The Dark Herald Recommends The King’s ManThe Dark Herald
This film was startlingly good.
And I mean startling as in how did they get this one so right and the last one so wrong?
I will grant that, Kingsmen the Golden Circle wasn’t unwatchabley bad. But compared to the first film it wasn’t worth watching either.
The first Kingsmen movie was that rarest of things today, something original. It was both a loving tribute to Sean Connery-era James Bond and an intriguing story of class conflict. But it was also the coming-of-age story of a young man who wanted a heroic father he could revere, found something very close to it, and then had to take that man’s place as a hero when he fell.
It was the kind of movie that doesn’t get made today if the studio figures out what you are doing.
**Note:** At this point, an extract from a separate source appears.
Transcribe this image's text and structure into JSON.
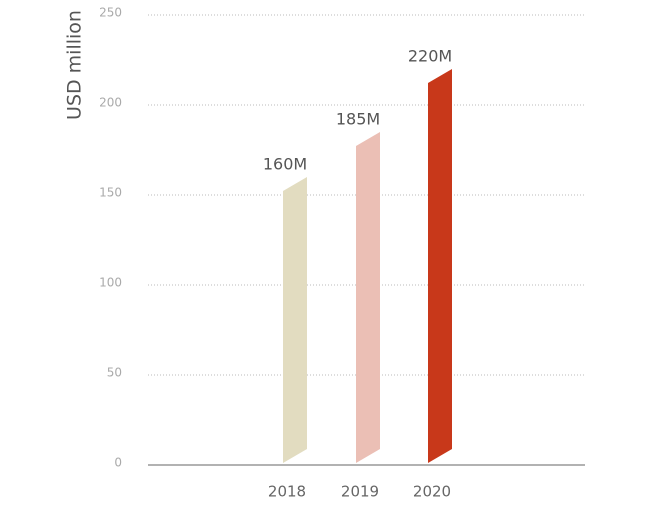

The second movie was the worst kind of sequel. It was a turn-back-the-character-clock flick. Eggsy is all “core” and “blimey guvn’a” again. He is now seeing Princess Butt-Sex-Joke on the regular and they are living together in London. Wrong! Princess Butt-Sex-Joke should not have ever been a girl that a daring spy was going to see more than once. And worst of all, they resurrected Galahad. His death in the first movie had a real point to it. It was Eggsy’s grow up and be a man moment. It was a major step backward after such a good first movie.
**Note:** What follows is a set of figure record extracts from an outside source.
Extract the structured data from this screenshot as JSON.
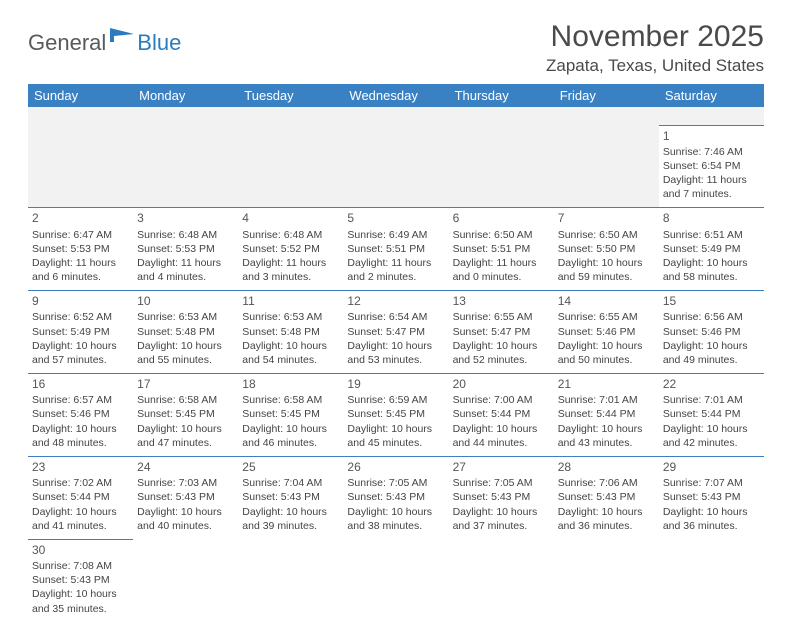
{
  "logo": {
    "part1": "General",
    "part2": "Blue"
  },
  "title": "November 2025",
  "location": "Zapata, Texas, United States",
  "colors": {
    "header_bg": "#3a81c4",
    "header_text": "#ffffff",
    "cell_border": "#3a81c4",
    "logo_gray": "#5a5a5a",
    "logo_blue": "#2b7bbf",
    "body_text": "#444444",
    "blank_row_bg": "#f2f2f2"
  },
  "weekdays": [
    "Sunday",
    "Monday",
    "Tuesday",
    "Wednesday",
    "Thursday",
    "Friday",
    "Saturday"
  ],
  "weeks": [
    [
      null,
      null,
      null,
      null,
      null,
      null,
      {
        "n": "1",
        "sr": "7:46 AM",
        "ss": "6:54 PM",
        "dl": "11 hours and 7 minutes."
      }
    ],
    [
      {
        "n": "2",
        "sr": "6:47 AM",
        "ss": "5:53 PM",
        "dl": "11 hours and 6 minutes."
      },
      {
        "n": "3",
        "sr": "6:48 AM",
        "ss": "5:53 PM",
        "dl": "11 hours and 4 minutes."
      },
      {
        "n": "4",
        "sr": "6:48 AM",
        "ss": "5:52 PM",
        "dl": "11 hours and 3 minutes."
      },
      {
        "n": "5",
        "sr": "6:49 AM",
        "ss": "5:51 PM",
        "dl": "11 hours and 2 minutes."
      },
      {
        "n": "6",
        "sr": "6:50 AM",
        "ss": "5:51 PM",
        "dl": "11 hours and 0 minutes."
      },
      {
        "n": "7",
        "sr": "6:50 AM",
        "ss": "5:50 PM",
        "dl": "10 hours and 59 minutes."
      },
      {
        "n": "8",
        "sr": "6:51 AM",
        "ss": "5:49 PM",
        "dl": "10 hours and 58 minutes."
      }
    ],
    [
      {
        "n": "9",
        "sr": "6:52 AM",
        "ss": "5:49 PM",
        "dl": "10 hours and 57 minutes."
      },
      {
        "n": "10",
        "sr": "6:53 AM",
        "ss": "5:48 PM",
        "dl": "10 hours and 55 minutes."
      },
      {
        "n": "11",
        "sr": "6:53 AM",
        "ss": "5:48 PM",
        "dl": "10 hours and 54 minutes."
      },
      {
        "n": "12",
        "sr": "6:54 AM",
        "ss": "5:47 PM",
        "dl": "10 hours and 53 minutes."
      },
      {
        "n": "13",
        "sr": "6:55 AM",
        "ss": "5:47 PM",
        "dl": "10 hours and 52 minutes."
      },
      {
        "n": "14",
        "sr": "6:55 AM",
        "ss": "5:46 PM",
        "dl": "10 hours and 50 minutes."
      },
      {
        "n": "15",
        "sr": "6:56 AM",
        "ss": "5:46 PM",
        "dl": "10 hours and 49 minutes."
      }
    ],
    [
      {
        "n": "16",
        "sr": "6:57 AM",
        "ss": "5:46 PM",
        "dl": "10 hours and 48 minutes."
      },
      {
        "n": "17",
        "sr": "6:58 AM",
        "ss": "5:45 PM",
        "dl": "10 hours and 47 minutes."
      },
      {
        "n": "18",
        "sr": "6:58 AM",
        "ss": "5:45 PM",
        "dl": "10 hours and 46 minutes."
      },
      {
        "n": "19",
        "sr": "6:59 AM",
        "ss": "5:45 PM",
        "dl": "10 hours and 45 minutes."
      },
      {
        "n": "20",
        "sr": "7:00 AM",
        "ss": "5:44 PM",
        "dl": "10 hours and 44 minutes."
      },
      {
        "n": "21",
        "sr": "7:01 AM",
        "ss": "5:44 PM",
        "dl": "10 hours and 43 minutes."
      },
      {
        "n": "22",
        "sr": "7:01 AM",
        "ss": "5:44 PM",
        "dl": "10 hours and 42 minutes."
      }
    ],
    [
      {
        "n": "23",
        "sr": "7:02 AM",
        "ss": "5:44 PM",
        "dl": "10 hours and 41 minutes."
      },
      {
        "n": "24",
        "sr": "7:03 AM",
        "ss": "5:43 PM",
        "dl": "10 hours and 40 minutes."
      },
      {
        "n": "25",
        "sr": "7:04 AM",
        "ss": "5:43 PM",
        "dl": "10 hours and 39 minutes."
      },
      {
        "n": "26",
        "sr": "7:05 AM",
        "ss": "5:43 PM",
        "dl": "10 hours and 38 minutes."
      },
      {
        "n": "27",
        "sr": "7:05 AM",
        "ss": "5:43 PM",
        "dl": "10 hours and 37 minutes."
      },
      {
        "n": "28",
        "sr": "7:06 AM",
        "ss": "5:43 PM",
        "dl": "10 hours and 36 minutes."
      },
      {
        "n": "29",
        "sr": "7:07 AM",
        "ss": "5:43 PM",
        "dl": "10 hours and 36 minutes."
      }
    ],
    [
      {
        "n": "30",
        "sr": "7:08 AM",
        "ss": "5:43 PM",
        "dl": "10 hours and 35 minutes."
      },
      null,
      null,
      null,
      null,
      null,
      null
    ]
  ],
  "labels": {
    "sunrise": "Sunrise: ",
    "sunset": "Sunset: ",
    "daylight": "Daylight: "
  }
}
Consequently, I had absolutely no hope for the third movie. When the sequel is bad, the third movie is nothing but a money grab.
I am delighted to say, I was wrong.
The King’s Man is lightyears better than the sequel and perhaps even better than the first King’s Man movie. At the very least this film makes a matching bookend for the original.
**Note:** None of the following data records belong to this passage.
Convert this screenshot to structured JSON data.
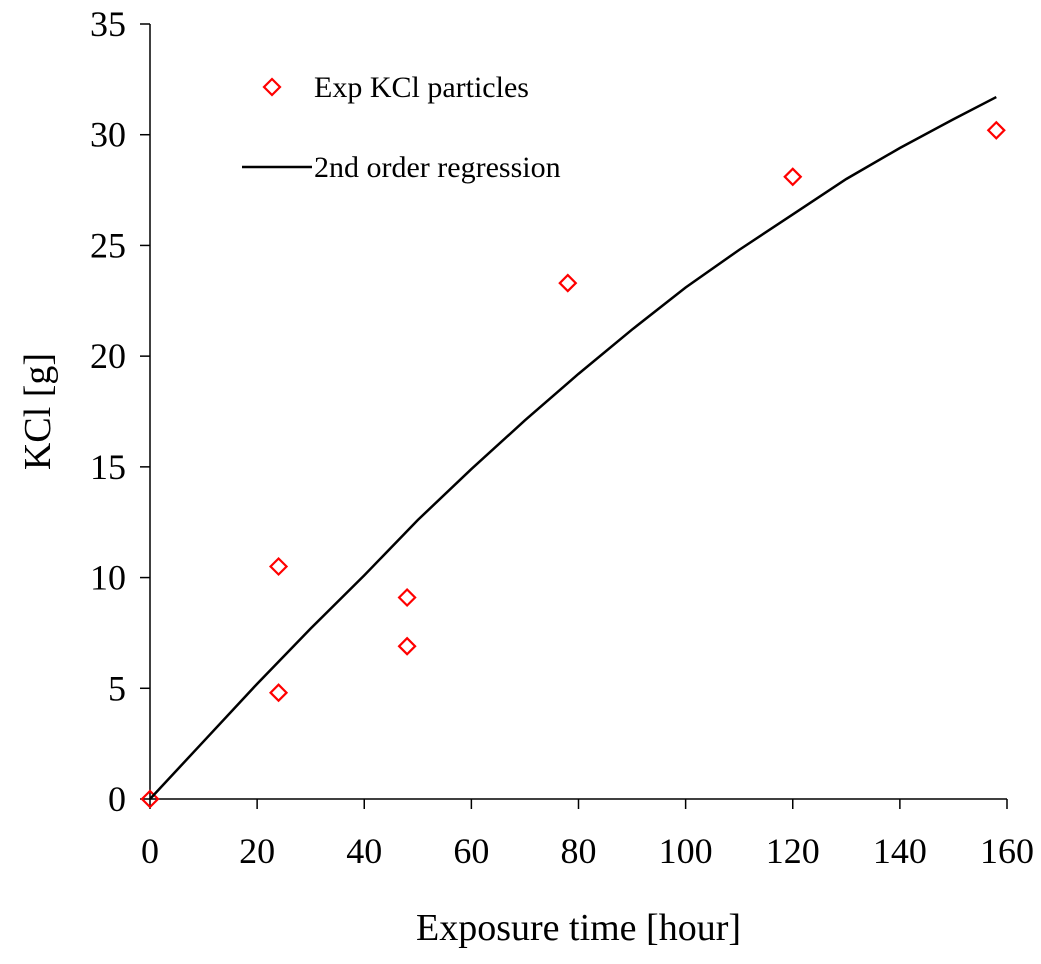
{
  "chart_data": {
    "type": "scatter",
    "xlabel": "Exposure time [hour]",
    "ylabel": "KCl [g]",
    "xlim": [
      0,
      160
    ],
    "ylim": [
      0,
      35
    ],
    "xticks": [
      0,
      20,
      40,
      60,
      80,
      100,
      120,
      140,
      160
    ],
    "yticks": [
      0,
      5,
      10,
      15,
      20,
      25,
      30,
      35
    ],
    "grid": false,
    "legend_position": "top-left",
    "series": [
      {
        "name": "Exp KCl particles",
        "kind": "scatter",
        "marker": "diamond-open",
        "color": "#ff0000",
        "x": [
          0,
          24,
          24,
          48,
          48,
          78,
          120,
          158
        ],
        "y": [
          0,
          10.5,
          4.8,
          9.1,
          6.9,
          23.3,
          28.1,
          30.2
        ]
      },
      {
        "name": "2nd order regression",
        "kind": "line",
        "color": "#000000",
        "x": [
          0,
          10,
          20,
          30,
          40,
          50,
          60,
          70,
          80,
          90,
          100,
          110,
          120,
          130,
          140,
          150,
          158
        ],
        "y": [
          0,
          2.6,
          5.2,
          7.7,
          10.1,
          12.6,
          14.9,
          17.1,
          19.2,
          21.2,
          23.1,
          24.8,
          26.4,
          28.0,
          29.4,
          30.7,
          31.7
        ]
      }
    ]
  }
}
Where the first movie was at its core a movie about a devoted son. This one is about a devoted father. Where Eggsy was born into the lower class, Orlando Oxford was born into the highest circles. He’s a Duke who can chastise the King, (in private, of course).
Oxford meets Barbara Tuchman’s description of a British aristocrat born before the Great War. He belongs to the class of men who were born into the business of government and went about to it as instinctively a beaver builds a dam. He follows in footsteps that have been carved into stone by the passing of his ancestor’s feet.
As a young man, Oxford was a professional soldier and a lifelong friend of General Kitchener. However, Oxford can’t take the killing and eventually makes a Christian vow of pacifism. His problem is that his son wants to be a soldier, in fact, becomes frantic to become one after World War One breaks out.
That is another problem for Oxford and his closest companions. He is certain that there is an organization trying to bring about the downfall of western civilization.
It turns out that World War One was started as a plot by a mysterious figure called The Shepard. He has assembled a rogues gallery of minions that included everyone from Gavrilo Princip to Rasputin. Mata Hari works for the Shepard as does Lenin.
Something I quite admired about this movie was how it did its level best to work all of the main historical incidents of the WWI period into the plot, as well as many of the principal historical figures. There was an effort to try and make as many of the details fit as they could. From the assassination of Archduke Ferdinand to the Death of Kitchener and the Zimmerman Telegram. These all work as major plot points. (Sorry if Kitchener’s death was a spoiler.)*
Ralph Fiennes delivers a commanding performance as Oxford. He carried the film and didn’t work up a sweat doing it.
I was surprised at the quality of work Djimon Hounsou delivered, I can’t say I’ve ever seen him stretch his legs as an actor like this before. I had always assumed he was just another Woke flavor of the month casting choice by the Hollywood Club, but I was wrong here too. The man can deliver when it’s required.
Gemma Arterton played Polly who used to be the nanny for the Duke’s son and is now one of his closest confidants. Mostly, I was pleased that she wasn’t constantly putting the men in their place and making them stay in their lanes. She also didn’t kick the ass of 300-pound linebackers. Polly very sensibly shot them.
Polly’s supporting role instead of taking the film over while the men gawk in amazement at her was one of the reasons the critics trashed it. There was enough Woke washing to get the film made but not enough to please critics. The Rotten Tomato split is a revealing 40% Critics / 80% Audience. Part of the bad reviews come from this being an intelligent movie and most critics are utterly retarded these days. But it also got under their skin politically. They didn’t like any of its messages. And worst of all it was a man’s movie about the problems of men. So far as the Gammas and feminists (but I repeat myself) are concerned men aren’t allowed to have any.
While this film has the comedic flair of the Kingsmen series, this one has a much darker tone. The Great War was a pretty dark subject and they didn’t shy away from the horrors of the trenches. As I’ve said before, the Brits like some tears with their laughs and there are plenty of tears in this one. But there are Kingsmen-like laughs as well.
King’s Man is a prequel done right. It told a story that was only hinted at in the background and added some very rich details to the world that was created.
The Dark Herald Recommends with Enthusiasm.
*No, I’m not sorry. Read a damn book.